FaktaID.net – Indonesia dan Prancis berkomitmen untuk memperkuat hubungan strategis di sektor pertahanan melalui penandatanganan Letter of Intent (LoI) yang direncanakan berlangsung pada Rabu, 28 Mei 2025. Penandatanganan ini menjadi bagian penting dalam rangkaian kunjungan kenegaraan Presiden Prancis Emmanuel Macron ke Indonesia.
Menteri Pertahanan Sjafrie Sjamsoeddin menyampaikan hal tersebut dalam keterangan pers usai menyambut kedatangan Presiden Macron di Jakarta.
“Kita akan menandatangani LoI besok sama-sama dengan para menteri yang lain.
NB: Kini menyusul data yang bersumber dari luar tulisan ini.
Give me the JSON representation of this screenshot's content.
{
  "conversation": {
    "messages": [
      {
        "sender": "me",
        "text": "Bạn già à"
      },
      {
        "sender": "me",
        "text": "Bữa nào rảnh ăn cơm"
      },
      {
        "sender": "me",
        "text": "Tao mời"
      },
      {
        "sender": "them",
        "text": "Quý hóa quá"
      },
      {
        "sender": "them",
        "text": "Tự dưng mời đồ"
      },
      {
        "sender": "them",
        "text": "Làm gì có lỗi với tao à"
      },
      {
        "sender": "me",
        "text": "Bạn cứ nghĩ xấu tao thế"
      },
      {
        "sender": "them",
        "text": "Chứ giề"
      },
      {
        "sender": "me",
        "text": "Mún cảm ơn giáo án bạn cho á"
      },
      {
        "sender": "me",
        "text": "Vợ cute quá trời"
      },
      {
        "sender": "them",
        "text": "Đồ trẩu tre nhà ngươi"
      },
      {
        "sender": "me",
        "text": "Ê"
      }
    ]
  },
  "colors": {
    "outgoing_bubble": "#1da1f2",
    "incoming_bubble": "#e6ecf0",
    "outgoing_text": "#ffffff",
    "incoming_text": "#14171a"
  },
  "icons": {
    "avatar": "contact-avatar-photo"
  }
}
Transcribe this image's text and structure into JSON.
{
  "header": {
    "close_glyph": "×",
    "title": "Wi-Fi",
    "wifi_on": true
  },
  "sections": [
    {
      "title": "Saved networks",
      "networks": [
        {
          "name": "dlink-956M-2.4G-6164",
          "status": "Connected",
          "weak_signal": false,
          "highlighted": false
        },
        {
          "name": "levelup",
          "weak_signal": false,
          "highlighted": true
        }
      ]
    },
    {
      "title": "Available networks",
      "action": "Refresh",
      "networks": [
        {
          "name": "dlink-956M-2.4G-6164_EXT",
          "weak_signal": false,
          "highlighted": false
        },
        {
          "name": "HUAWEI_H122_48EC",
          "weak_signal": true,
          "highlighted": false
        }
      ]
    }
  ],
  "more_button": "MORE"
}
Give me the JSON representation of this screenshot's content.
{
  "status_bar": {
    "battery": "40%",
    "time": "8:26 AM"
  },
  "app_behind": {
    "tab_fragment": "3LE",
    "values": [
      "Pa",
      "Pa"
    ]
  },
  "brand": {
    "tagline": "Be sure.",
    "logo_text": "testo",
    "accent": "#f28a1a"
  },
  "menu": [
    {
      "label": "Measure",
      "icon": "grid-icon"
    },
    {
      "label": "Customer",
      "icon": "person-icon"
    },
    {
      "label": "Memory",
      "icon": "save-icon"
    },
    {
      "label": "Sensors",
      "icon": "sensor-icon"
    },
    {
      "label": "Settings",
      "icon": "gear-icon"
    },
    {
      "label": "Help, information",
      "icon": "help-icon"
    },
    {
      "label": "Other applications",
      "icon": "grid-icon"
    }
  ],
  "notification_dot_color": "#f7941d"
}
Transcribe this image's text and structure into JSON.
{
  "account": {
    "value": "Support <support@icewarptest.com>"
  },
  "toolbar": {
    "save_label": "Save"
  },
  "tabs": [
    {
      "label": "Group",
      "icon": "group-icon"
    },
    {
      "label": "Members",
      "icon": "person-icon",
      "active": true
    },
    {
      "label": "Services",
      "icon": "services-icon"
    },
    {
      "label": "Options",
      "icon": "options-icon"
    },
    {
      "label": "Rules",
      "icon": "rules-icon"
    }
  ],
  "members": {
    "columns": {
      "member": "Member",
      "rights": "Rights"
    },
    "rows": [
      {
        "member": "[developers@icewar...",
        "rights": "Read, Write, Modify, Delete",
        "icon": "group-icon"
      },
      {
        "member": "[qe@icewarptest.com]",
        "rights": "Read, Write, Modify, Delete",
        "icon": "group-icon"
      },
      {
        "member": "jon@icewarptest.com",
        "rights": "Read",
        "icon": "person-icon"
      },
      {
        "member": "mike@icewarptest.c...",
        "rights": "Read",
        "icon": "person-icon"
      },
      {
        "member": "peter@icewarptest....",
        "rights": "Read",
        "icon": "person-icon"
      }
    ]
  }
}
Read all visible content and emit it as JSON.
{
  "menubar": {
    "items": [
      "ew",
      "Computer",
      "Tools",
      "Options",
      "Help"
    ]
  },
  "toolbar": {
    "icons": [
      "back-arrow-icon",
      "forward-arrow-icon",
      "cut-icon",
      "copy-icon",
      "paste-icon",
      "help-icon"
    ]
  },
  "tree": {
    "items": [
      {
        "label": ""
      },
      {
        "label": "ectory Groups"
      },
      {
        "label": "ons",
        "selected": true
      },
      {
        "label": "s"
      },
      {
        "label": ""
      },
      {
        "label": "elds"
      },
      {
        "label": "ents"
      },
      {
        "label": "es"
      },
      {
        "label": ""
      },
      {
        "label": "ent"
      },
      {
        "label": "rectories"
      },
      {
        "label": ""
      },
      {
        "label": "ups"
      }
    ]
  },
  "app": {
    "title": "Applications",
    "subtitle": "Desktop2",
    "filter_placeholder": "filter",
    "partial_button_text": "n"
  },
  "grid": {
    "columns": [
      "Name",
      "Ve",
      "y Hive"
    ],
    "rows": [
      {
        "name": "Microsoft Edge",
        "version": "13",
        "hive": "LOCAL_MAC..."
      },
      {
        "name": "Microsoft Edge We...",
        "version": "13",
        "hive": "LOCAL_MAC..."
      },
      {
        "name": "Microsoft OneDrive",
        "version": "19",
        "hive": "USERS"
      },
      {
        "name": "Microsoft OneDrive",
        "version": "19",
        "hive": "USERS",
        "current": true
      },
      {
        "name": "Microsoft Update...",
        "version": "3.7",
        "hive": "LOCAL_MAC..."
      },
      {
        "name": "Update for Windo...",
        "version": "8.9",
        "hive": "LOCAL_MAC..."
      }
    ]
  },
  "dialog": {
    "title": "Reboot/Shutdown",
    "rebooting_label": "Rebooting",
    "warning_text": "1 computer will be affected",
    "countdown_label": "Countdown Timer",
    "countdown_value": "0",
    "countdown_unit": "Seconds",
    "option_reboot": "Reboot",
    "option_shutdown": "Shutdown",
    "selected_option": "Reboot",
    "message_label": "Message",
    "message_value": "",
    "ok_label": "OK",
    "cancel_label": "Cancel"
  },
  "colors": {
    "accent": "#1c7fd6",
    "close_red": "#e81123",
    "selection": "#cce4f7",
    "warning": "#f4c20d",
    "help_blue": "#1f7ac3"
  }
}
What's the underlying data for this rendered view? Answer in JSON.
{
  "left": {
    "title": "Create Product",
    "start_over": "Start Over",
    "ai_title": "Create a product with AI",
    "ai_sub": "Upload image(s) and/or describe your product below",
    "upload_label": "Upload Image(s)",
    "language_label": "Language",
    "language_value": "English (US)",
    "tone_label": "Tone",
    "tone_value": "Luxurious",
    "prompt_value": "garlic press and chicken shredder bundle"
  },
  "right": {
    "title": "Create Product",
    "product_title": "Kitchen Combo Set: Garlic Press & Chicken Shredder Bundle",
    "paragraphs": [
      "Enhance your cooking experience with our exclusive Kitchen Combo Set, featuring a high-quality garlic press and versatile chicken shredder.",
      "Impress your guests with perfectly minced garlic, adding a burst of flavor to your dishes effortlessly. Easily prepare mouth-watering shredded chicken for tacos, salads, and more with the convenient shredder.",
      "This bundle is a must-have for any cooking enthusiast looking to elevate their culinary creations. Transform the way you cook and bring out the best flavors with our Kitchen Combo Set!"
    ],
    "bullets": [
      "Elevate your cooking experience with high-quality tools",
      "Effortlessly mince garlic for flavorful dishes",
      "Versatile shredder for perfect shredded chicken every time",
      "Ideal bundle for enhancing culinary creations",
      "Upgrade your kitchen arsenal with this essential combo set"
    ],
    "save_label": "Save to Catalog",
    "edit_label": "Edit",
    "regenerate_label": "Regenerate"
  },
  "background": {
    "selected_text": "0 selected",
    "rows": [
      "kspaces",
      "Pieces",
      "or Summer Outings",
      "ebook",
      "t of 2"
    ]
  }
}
Intinya adalah kita akan mengembangkan kerja sama di bidang pertahanan antara Indonesia dan Prancis, khususnya untuk alutsista strategis,” ujar Menhan Sjafrie di Pangkalan TNI AU Halim Perdanakusuma, Jakarta, pada Selasa (27/5).
Selain agenda resmi kenegaraan di Istana Merdeka, Presiden Macron juga dijadwalkan mengunjungi Akademi Militer (Akmil) di Magelang, Jawa Tengah. Menhan Sjafrie menyebut kunjungan ini bertujuan untuk melihat langsung fasilitas pendidikan bahasa Prancis yang digunakan oleh para calon perwira TNI.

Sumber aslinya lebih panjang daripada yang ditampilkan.